O dinheiro estará disponível por meio de linhas de crédito do Banco Nacional de Desenvolvimento Econômico e Social (BNDES) a projetos de recuperação apresentados pelo setor privado. O próximo passo é detalhar o projeto de financiamento e quem irá acompanhar a execução dos recursos é a Secretaria Nacional de Biodiversidade, Florestas e Direitos Animais, do Ministério do Meio Ambiente e Mudança do Clima (MMA). É importante destacar que a iniciativa se alinha ao Código Florestal Brasileiro e ao Plano Nacional de Recuperação da Vegetação Nativa (Planaveg), que prevê a recuperação de 12 milhões de hectares de áreas degradadas até 2030.
SERVIÇO FLORESTAL BRASILEIRO
Para garantir o aporte financeiro, o SFB coordenou um trabalho conjunto entre as equipes da Diretoria de Regularização Ambiental (DRA) e representantes de fundos de investimento climático, governos, bancos multilaterais de desenvolvimento, sociedade civil e setor privado.
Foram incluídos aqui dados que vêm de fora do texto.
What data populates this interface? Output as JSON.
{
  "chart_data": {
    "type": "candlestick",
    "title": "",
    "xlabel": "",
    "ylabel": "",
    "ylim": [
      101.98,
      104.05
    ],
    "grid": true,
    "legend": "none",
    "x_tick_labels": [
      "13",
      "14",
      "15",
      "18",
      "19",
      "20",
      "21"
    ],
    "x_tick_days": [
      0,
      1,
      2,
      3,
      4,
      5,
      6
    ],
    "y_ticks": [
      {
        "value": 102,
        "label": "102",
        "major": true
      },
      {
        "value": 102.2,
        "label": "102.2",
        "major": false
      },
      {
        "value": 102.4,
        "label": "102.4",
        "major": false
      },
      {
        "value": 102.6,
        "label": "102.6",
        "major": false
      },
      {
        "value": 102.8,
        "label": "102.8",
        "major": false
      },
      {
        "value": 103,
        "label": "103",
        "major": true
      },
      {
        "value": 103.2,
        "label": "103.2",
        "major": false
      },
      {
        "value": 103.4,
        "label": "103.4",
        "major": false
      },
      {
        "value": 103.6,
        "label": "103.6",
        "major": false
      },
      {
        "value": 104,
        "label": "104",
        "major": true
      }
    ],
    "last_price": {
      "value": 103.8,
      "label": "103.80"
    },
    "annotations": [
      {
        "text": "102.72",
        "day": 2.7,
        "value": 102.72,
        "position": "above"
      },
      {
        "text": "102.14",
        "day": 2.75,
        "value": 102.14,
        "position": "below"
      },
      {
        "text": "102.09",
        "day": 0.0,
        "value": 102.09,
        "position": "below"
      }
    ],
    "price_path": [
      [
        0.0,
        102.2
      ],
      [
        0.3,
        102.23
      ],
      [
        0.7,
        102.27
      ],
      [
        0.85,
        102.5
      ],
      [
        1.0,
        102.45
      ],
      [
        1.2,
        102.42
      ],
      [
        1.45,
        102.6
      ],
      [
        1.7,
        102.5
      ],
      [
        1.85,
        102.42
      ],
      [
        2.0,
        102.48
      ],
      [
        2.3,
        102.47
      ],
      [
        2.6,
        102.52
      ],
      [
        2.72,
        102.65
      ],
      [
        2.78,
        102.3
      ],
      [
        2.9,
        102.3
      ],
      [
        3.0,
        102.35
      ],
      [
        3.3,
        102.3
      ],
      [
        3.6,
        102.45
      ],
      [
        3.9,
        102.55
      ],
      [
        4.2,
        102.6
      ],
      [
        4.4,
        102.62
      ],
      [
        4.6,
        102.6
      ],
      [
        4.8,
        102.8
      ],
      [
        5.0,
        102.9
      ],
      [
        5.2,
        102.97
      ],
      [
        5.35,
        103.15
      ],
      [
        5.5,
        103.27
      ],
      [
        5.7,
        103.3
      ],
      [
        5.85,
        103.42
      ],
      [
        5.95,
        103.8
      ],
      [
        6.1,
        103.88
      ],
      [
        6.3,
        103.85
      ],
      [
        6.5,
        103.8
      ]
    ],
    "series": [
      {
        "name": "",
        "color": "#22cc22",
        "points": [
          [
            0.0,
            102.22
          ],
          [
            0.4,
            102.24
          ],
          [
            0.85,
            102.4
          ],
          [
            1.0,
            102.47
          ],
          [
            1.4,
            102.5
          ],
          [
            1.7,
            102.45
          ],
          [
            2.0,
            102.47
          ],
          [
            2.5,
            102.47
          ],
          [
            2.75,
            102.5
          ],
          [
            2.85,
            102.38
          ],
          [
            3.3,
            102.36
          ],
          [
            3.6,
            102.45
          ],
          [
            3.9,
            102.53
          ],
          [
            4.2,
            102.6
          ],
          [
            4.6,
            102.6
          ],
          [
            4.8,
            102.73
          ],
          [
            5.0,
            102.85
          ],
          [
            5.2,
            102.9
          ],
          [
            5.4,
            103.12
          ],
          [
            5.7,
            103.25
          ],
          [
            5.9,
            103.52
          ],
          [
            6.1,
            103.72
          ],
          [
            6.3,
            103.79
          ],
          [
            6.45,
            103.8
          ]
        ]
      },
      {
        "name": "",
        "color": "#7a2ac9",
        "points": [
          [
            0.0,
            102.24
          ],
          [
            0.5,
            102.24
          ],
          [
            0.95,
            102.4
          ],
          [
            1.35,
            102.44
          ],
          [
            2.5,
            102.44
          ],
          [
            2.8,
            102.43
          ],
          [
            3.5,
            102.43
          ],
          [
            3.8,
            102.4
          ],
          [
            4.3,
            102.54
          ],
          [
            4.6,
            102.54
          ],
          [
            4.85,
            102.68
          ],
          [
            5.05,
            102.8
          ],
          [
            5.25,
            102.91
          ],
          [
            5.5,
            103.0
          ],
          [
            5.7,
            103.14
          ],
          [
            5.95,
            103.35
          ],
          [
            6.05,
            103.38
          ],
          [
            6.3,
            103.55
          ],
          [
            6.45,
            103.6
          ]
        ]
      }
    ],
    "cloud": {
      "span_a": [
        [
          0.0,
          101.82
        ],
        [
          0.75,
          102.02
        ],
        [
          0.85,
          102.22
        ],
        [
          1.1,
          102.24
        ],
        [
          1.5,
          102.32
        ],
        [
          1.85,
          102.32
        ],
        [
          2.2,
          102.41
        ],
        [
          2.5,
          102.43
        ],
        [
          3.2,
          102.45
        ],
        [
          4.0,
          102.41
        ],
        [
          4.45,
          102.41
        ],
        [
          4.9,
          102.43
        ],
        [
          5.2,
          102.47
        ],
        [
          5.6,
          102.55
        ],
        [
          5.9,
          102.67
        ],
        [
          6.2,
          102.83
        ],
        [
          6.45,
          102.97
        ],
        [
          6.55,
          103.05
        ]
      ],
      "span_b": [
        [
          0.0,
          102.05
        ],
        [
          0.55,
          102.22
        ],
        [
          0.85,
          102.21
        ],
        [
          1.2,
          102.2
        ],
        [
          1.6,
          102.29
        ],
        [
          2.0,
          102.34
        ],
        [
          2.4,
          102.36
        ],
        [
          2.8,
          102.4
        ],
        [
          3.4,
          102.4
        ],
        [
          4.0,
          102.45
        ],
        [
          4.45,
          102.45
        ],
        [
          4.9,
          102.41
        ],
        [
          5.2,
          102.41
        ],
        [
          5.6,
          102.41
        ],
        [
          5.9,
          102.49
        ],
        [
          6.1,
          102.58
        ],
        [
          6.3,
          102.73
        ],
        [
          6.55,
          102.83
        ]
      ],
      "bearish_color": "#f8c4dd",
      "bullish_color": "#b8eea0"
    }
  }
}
Foram feitas entrevistas com 30 representantes de instituições governamentais, organizações da sociedade civil, empresas, instituições financeiras e bancos multilaterais de desenvolvimento. Também foi realizado, entre outras atividades, um seminário técnico com a participação de 40 representantes de comunidades locais, universidades, governos, instituições financeiras, organizações socioambientais e empresas. Os recursos, quando aplicados, poderão acelerar a regularização ambiental em territórios prioritários para a gestão florestal brasileira.
Para o diretor-geral do SFB, Garo Batmanian, a conquista desse investimento é resultado do empenho do Serviço Florestal para a recuperação florestal. “Soubemos da possibilidade de captar esses valores e decidimos dedicar nossos esforços aos estudos necessários para a elaboração de um plano consistente, que contemplasse, de maneira eficaz, uma região carente de uma recuperação mais urgente. Temos as áreas mapeadas e precisamos direcionar os investimentos de maneira sábia para acelerar a meta do Governo Federal”, destacou Batmanian. A Bacia do Tocantins-Araguaia foi escolhida por critérios ecológicos, climáticos e sociais, observando o déficit de recursos hídricos e o combate ao desmatamento ilegal.
PARCERIA
O objetivo do Plano é recuperar a vegetação nativa em áreas degradadas, reduzindo a emissão de gases do efeito estufa, além de gerar oportunidades econômicas para as comunidades da região (poderão ser gerados até 21 mil empregos diretos e indiretos com a recuperação de 54 mil hectares de florestas). A ideia é transformar o “Arco do Desmatamento” no “Arco da Restauração”. Juntos, Governo Federal e BNDES trabalham para criar esse arco florestal na Amazônia, em uma área de 6 milhões de hectares até 2030 e mais 18 milhões de hectares até 2050. O Plano de Investimento do Programa Natureza, Povos e Clima (NPC), aprovado para recuperar 54 mil hectares, gera uma expectativa de redução de até 7,75 milhões de toneladas de CO₂.